Nos últimos tempos, figuras influentes pelo mundo têm sofrido críticas negativas, por declarações ofensivas a minorias étnicas, contrárias a raciocínios em prol dos Direitos Humanos ou a uma suposta sensatez. Quem os argúi fá-lo tendo como sustentação as responsabilidades de que devem estar munidas figuras públicas ou pessoas rodeadas de algum comedimento e que, por isso mesmo, são ouvidas, levadas muito a sério e até imitadas.

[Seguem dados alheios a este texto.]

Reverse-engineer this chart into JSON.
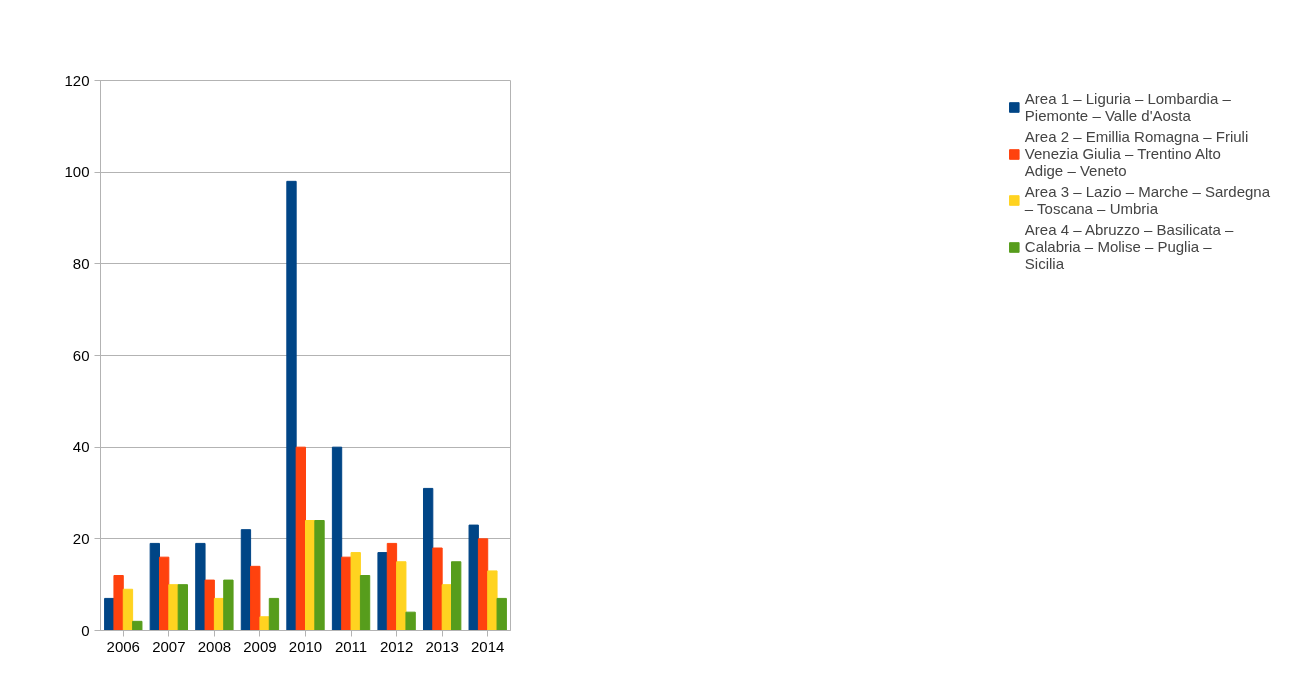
{
  "chart_data": {
    "type": "bar",
    "categories": [
      "2006",
      "2007",
      "2008",
      "2009",
      "2010",
      "2011",
      "2012",
      "2013",
      "2014"
    ],
    "series": [
      {
        "name": "Area 1 – Liguria – Lombardia – Piemonte – Valle d'Aosta",
        "color": "#004586",
        "values": [
          7,
          19,
          19,
          22,
          98,
          40,
          17,
          31,
          23
        ]
      },
      {
        "name": "Area 2 – Emillia Romagna – Friuli Venezia Giulia – Trentino Alto Adige – Veneto",
        "color": "#ff420e",
        "values": [
          12,
          16,
          11,
          14,
          40,
          16,
          19,
          18,
          20
        ]
      },
      {
        "name": "Area 3 – Lazio – Marche – Sardegna – Toscana – Umbria",
        "color": "#ffd320",
        "values": [
          9,
          10,
          7,
          3,
          24,
          17,
          15,
          10,
          13
        ]
      },
      {
        "name": "Area 4 – Abruzzo – Basilicata – Calabria – Molise – Puglia – Sicilia",
        "color": "#579d1c",
        "values": [
          2,
          10,
          11,
          7,
          24,
          12,
          4,
          15,
          7
        ]
      }
    ],
    "ylim": [
      0,
      120
    ],
    "yticks": [
      0,
      20,
      40,
      60,
      80,
      100,
      120
    ],
    "grid": "y",
    "legend": "right"
  }
}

As obrigações de que se rodeiam as figuras públicas trazem-nos de volta o exemplo do cantor que alinhou numa piada de cunho racista. Não tendo sido ele o autor da brincadeira, por que terá ficado com o ónus da culpa? Por ter ignorado o “politicamente correcto”? Acções, gestos e atitude de “activos sociais” - chamemos assim aos famosos - merecem, antes de libertados para o domínio público, avaliação, circunspecção e ponderação. É aqui que as aptidões devem ser reflexos pensados, como diria alguém.
Há, pois, quem veja no “politicamente correcto” a “antiga e boa educação”. É verdade e pode acrescer-se “e não só”. Por norma, a linguagem é decente e no discurso é escusado o uso de estereótipos e de discriminação seja de que natureza. Não há justificação para que, por exemplo, alguém saia por aí a semear ideias pejorativas sobre determinado grupo social, étnico, religioso ou encare na misoginia um louvor. Mais grave é quando os impropérios saem da boca de dirigentes estatais, governamentais, políticos, empresariais, sindicais ou de qualquer outra figura em posição de poder influenciar ...

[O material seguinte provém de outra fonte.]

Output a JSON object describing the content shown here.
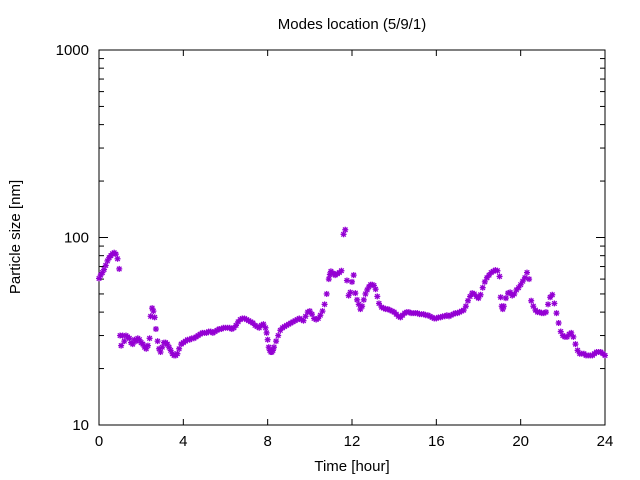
{
  "chart_data": {
    "type": "scatter",
    "title": "Modes location (5/9/1)",
    "xlabel": "Time [hour]",
    "ylabel": "Particle size [nm]",
    "xlim": [
      0,
      24
    ],
    "ylim": [
      10,
      1000
    ],
    "yscale": "log",
    "xticks": [
      0,
      4,
      8,
      12,
      16,
      20,
      24
    ],
    "xtick_labels": [
      "0",
      "4",
      "8",
      "12",
      "16",
      "20",
      "24"
    ],
    "yticks": [
      10,
      100,
      1000
    ],
    "ytick_labels": [
      "10",
      "100",
      "1000"
    ],
    "grid": false,
    "marker_color": "#9400d3",
    "series": [
      {
        "points": [
          [
            0.0,
            60.5
          ],
          [
            0.08,
            63
          ],
          [
            0.16,
            65
          ],
          [
            0.24,
            67.5
          ],
          [
            0.32,
            71
          ],
          [
            0.4,
            75
          ],
          [
            0.48,
            78
          ],
          [
            0.56,
            80
          ],
          [
            0.64,
            82
          ],
          [
            0.72,
            83
          ],
          [
            0.8,
            81.5
          ],
          [
            0.88,
            77
          ],
          [
            0.96,
            68
          ],
          [
            1.0,
            30
          ],
          [
            1.05,
            26.5
          ],
          [
            1.12,
            30
          ],
          [
            1.2,
            28
          ],
          [
            1.28,
            30
          ],
          [
            1.36,
            29.5
          ],
          [
            1.44,
            29
          ],
          [
            1.52,
            27.5
          ],
          [
            1.6,
            27
          ],
          [
            1.68,
            28.5
          ],
          [
            1.76,
            28
          ],
          [
            1.84,
            29
          ],
          [
            1.92,
            28.5
          ],
          [
            2.0,
            27.5
          ],
          [
            2.08,
            27
          ],
          [
            2.16,
            26
          ],
          [
            2.24,
            25.5
          ],
          [
            2.32,
            26.5
          ],
          [
            2.4,
            29
          ],
          [
            2.45,
            38
          ],
          [
            2.52,
            42
          ],
          [
            2.58,
            40.5
          ],
          [
            2.64,
            37.5
          ],
          [
            2.7,
            32.5
          ],
          [
            2.78,
            28
          ],
          [
            2.85,
            25.5
          ],
          [
            2.92,
            24.5
          ],
          [
            3.0,
            26
          ],
          [
            3.08,
            27.5
          ],
          [
            3.16,
            27.5
          ],
          [
            3.24,
            27
          ],
          [
            3.32,
            26
          ],
          [
            3.4,
            25
          ],
          [
            3.48,
            24
          ],
          [
            3.56,
            23.5
          ],
          [
            3.64,
            23.5
          ],
          [
            3.72,
            24
          ],
          [
            3.8,
            25.5
          ],
          [
            3.9,
            27
          ],
          [
            4.0,
            27.5
          ],
          [
            4.1,
            28
          ],
          [
            4.2,
            28.5
          ],
          [
            4.3,
            28.5
          ],
          [
            4.4,
            29
          ],
          [
            4.5,
            29
          ],
          [
            4.6,
            29.5
          ],
          [
            4.7,
            30
          ],
          [
            4.8,
            30.5
          ],
          [
            4.9,
            31
          ],
          [
            5.0,
            31
          ],
          [
            5.1,
            31
          ],
          [
            5.2,
            31.5
          ],
          [
            5.3,
            31.5
          ],
          [
            5.4,
            31
          ],
          [
            5.5,
            31.5
          ],
          [
            5.6,
            32
          ],
          [
            5.7,
            32.5
          ],
          [
            5.8,
            32.5
          ],
          [
            5.9,
            33
          ],
          [
            6.0,
            33
          ],
          [
            6.1,
            33
          ],
          [
            6.2,
            33
          ],
          [
            6.3,
            32.5
          ],
          [
            6.4,
            33
          ],
          [
            6.5,
            34
          ],
          [
            6.6,
            35.5
          ],
          [
            6.7,
            36.5
          ],
          [
            6.8,
            37
          ],
          [
            6.9,
            37
          ],
          [
            7.0,
            36.5
          ],
          [
            7.1,
            36
          ],
          [
            7.2,
            35.5
          ],
          [
            7.3,
            35
          ],
          [
            7.4,
            34
          ],
          [
            7.5,
            33.5
          ],
          [
            7.6,
            33
          ],
          [
            7.7,
            34
          ],
          [
            7.8,
            34.5
          ],
          [
            7.9,
            33
          ],
          [
            7.95,
            31
          ],
          [
            8.0,
            28.5
          ],
          [
            8.05,
            26
          ],
          [
            8.1,
            25
          ],
          [
            8.15,
            24.5
          ],
          [
            8.2,
            24.5
          ],
          [
            8.25,
            25
          ],
          [
            8.3,
            26
          ],
          [
            8.4,
            28
          ],
          [
            8.5,
            30
          ],
          [
            8.6,
            32
          ],
          [
            8.7,
            33
          ],
          [
            8.8,
            33.5
          ],
          [
            8.9,
            34
          ],
          [
            9.0,
            34.5
          ],
          [
            9.1,
            35
          ],
          [
            9.2,
            35.5
          ],
          [
            9.3,
            36
          ],
          [
            9.4,
            36.5
          ],
          [
            9.5,
            37
          ],
          [
            9.6,
            36.5
          ],
          [
            9.7,
            36
          ],
          [
            9.8,
            38
          ],
          [
            9.9,
            40
          ],
          [
            10.0,
            40.5
          ],
          [
            10.1,
            39
          ],
          [
            10.2,
            37
          ],
          [
            10.3,
            36.5
          ],
          [
            10.4,
            37
          ],
          [
            10.5,
            38.5
          ],
          [
            10.6,
            40.5
          ],
          [
            10.7,
            44
          ],
          [
            10.8,
            50
          ],
          [
            10.9,
            60
          ],
          [
            10.95,
            63.5
          ],
          [
            11.0,
            66
          ],
          [
            11.1,
            64.5
          ],
          [
            11.2,
            63
          ],
          [
            11.3,
            64
          ],
          [
            11.4,
            65
          ],
          [
            11.5,
            66.5
          ],
          [
            11.6,
            104
          ],
          [
            11.68,
            110
          ],
          [
            11.76,
            59
          ],
          [
            11.84,
            49
          ],
          [
            11.92,
            51
          ],
          [
            12.0,
            58
          ],
          [
            12.08,
            63
          ],
          [
            12.16,
            50.5
          ],
          [
            12.24,
            46.5
          ],
          [
            12.32,
            44
          ],
          [
            12.4,
            41.5
          ],
          [
            12.48,
            43
          ],
          [
            12.56,
            46.5
          ],
          [
            12.64,
            50
          ],
          [
            12.72,
            52.5
          ],
          [
            12.8,
            54.5
          ],
          [
            12.88,
            56
          ],
          [
            12.96,
            56
          ],
          [
            13.04,
            55.5
          ],
          [
            13.12,
            53
          ],
          [
            13.2,
            48.5
          ],
          [
            13.28,
            44.5
          ],
          [
            13.4,
            42.5
          ],
          [
            13.5,
            42
          ],
          [
            13.6,
            41.5
          ],
          [
            13.7,
            41.5
          ],
          [
            13.8,
            41
          ],
          [
            13.9,
            40.5
          ],
          [
            14.0,
            40
          ],
          [
            14.1,
            39
          ],
          [
            14.2,
            38
          ],
          [
            14.3,
            37.5
          ],
          [
            14.4,
            38.5
          ],
          [
            14.5,
            39.5
          ],
          [
            14.6,
            40
          ],
          [
            14.7,
            40
          ],
          [
            14.8,
            39.5
          ],
          [
            14.9,
            39.5
          ],
          [
            15.0,
            39.5
          ],
          [
            15.1,
            39.5
          ],
          [
            15.2,
            39
          ],
          [
            15.3,
            39
          ],
          [
            15.4,
            39
          ],
          [
            15.5,
            38.5
          ],
          [
            15.6,
            38.5
          ],
          [
            15.7,
            38
          ],
          [
            15.8,
            37.5
          ],
          [
            15.9,
            37
          ],
          [
            16.0,
            37
          ],
          [
            16.1,
            37.5
          ],
          [
            16.2,
            37.5
          ],
          [
            16.3,
            38
          ],
          [
            16.4,
            38
          ],
          [
            16.5,
            38.5
          ],
          [
            16.6,
            38
          ],
          [
            16.7,
            38.5
          ],
          [
            16.8,
            39
          ],
          [
            16.9,
            39.5
          ],
          [
            17.0,
            39.5
          ],
          [
            17.1,
            40
          ],
          [
            17.2,
            40.5
          ],
          [
            17.3,
            41
          ],
          [
            17.4,
            43
          ],
          [
            17.5,
            46
          ],
          [
            17.6,
            48.5
          ],
          [
            17.7,
            50.5
          ],
          [
            17.8,
            50
          ],
          [
            17.9,
            48.5
          ],
          [
            18.0,
            47.5
          ],
          [
            18.1,
            49.5
          ],
          [
            18.2,
            54
          ],
          [
            18.3,
            58
          ],
          [
            18.4,
            61
          ],
          [
            18.5,
            63
          ],
          [
            18.6,
            65
          ],
          [
            18.7,
            66
          ],
          [
            18.8,
            67
          ],
          [
            18.9,
            66.5
          ],
          [
            19.0,
            62
          ],
          [
            19.05,
            48
          ],
          [
            19.1,
            43
          ],
          [
            19.15,
            41.5
          ],
          [
            19.2,
            43
          ],
          [
            19.3,
            47.5
          ],
          [
            19.4,
            50.5
          ],
          [
            19.5,
            51
          ],
          [
            19.6,
            49
          ],
          [
            19.7,
            50
          ],
          [
            19.8,
            52.5
          ],
          [
            19.9,
            54
          ],
          [
            20.0,
            56
          ],
          [
            20.1,
            58.5
          ],
          [
            20.2,
            61
          ],
          [
            20.3,
            65
          ],
          [
            20.4,
            60
          ],
          [
            20.5,
            46
          ],
          [
            20.6,
            43
          ],
          [
            20.7,
            41
          ],
          [
            20.8,
            40
          ],
          [
            20.9,
            40
          ],
          [
            21.0,
            39.5
          ],
          [
            21.1,
            39.5
          ],
          [
            21.2,
            40
          ],
          [
            21.3,
            44
          ],
          [
            21.4,
            48
          ],
          [
            21.5,
            49.5
          ],
          [
            21.6,
            44.5
          ],
          [
            21.7,
            39.5
          ],
          [
            21.8,
            35
          ],
          [
            21.9,
            31.5
          ],
          [
            22.0,
            30
          ],
          [
            22.1,
            29.5
          ],
          [
            22.2,
            29.5
          ],
          [
            22.3,
            30.5
          ],
          [
            22.4,
            31
          ],
          [
            22.5,
            29.5
          ],
          [
            22.6,
            27
          ],
          [
            22.7,
            25
          ],
          [
            22.8,
            24
          ],
          [
            22.9,
            24
          ],
          [
            23.0,
            24
          ],
          [
            23.1,
            23.5
          ],
          [
            23.2,
            23.5
          ],
          [
            23.3,
            23.5
          ],
          [
            23.4,
            23.5
          ],
          [
            23.5,
            24
          ],
          [
            23.6,
            24.5
          ],
          [
            23.7,
            24.5
          ],
          [
            23.8,
            24.5
          ],
          [
            23.9,
            24
          ],
          [
            24.0,
            23.5
          ]
        ]
      }
    ]
  }
}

O “politicamente correcto” não é, como pensa quem se lhe opõe, tolher juízos e acções e limitar o pensamento crítico. Também é diferente de coarctar a liberdade de expressão, em nome de uma pretensa “boa educação” ou de um suposto “bom tom” e está longe do ardil que seria atribuir um revestimento de veludo ao velho vício de impedir que se digam verdades. A coerência configura uma forma de estar e a franqueza deve ser encorajada, sem ser necessário o recurso à ofensa, à discriminação, ao estereótipo ou ao engodo para a solidificar.
O evento que dá uma funcionária como tendo coberto uma estátua, para que a nudez feminina em pedra não ofendesse a visão do presidente em visita ao museu, não deve ser avaliado na perspectiva do “politicamente correcto”, embora assim também ocorra, como narrativa para o comprometer. A arte tem sempre o seu espaço reservado, na mesma dimensão que é produzida, exposta e apreciada. Nem a teoria de uma suposta “verdade inconveniente” é capaz de lhe retirar o substrato que ganhou por direito.
E assim deve, igualmente, permanecer o “politicamente correcto”.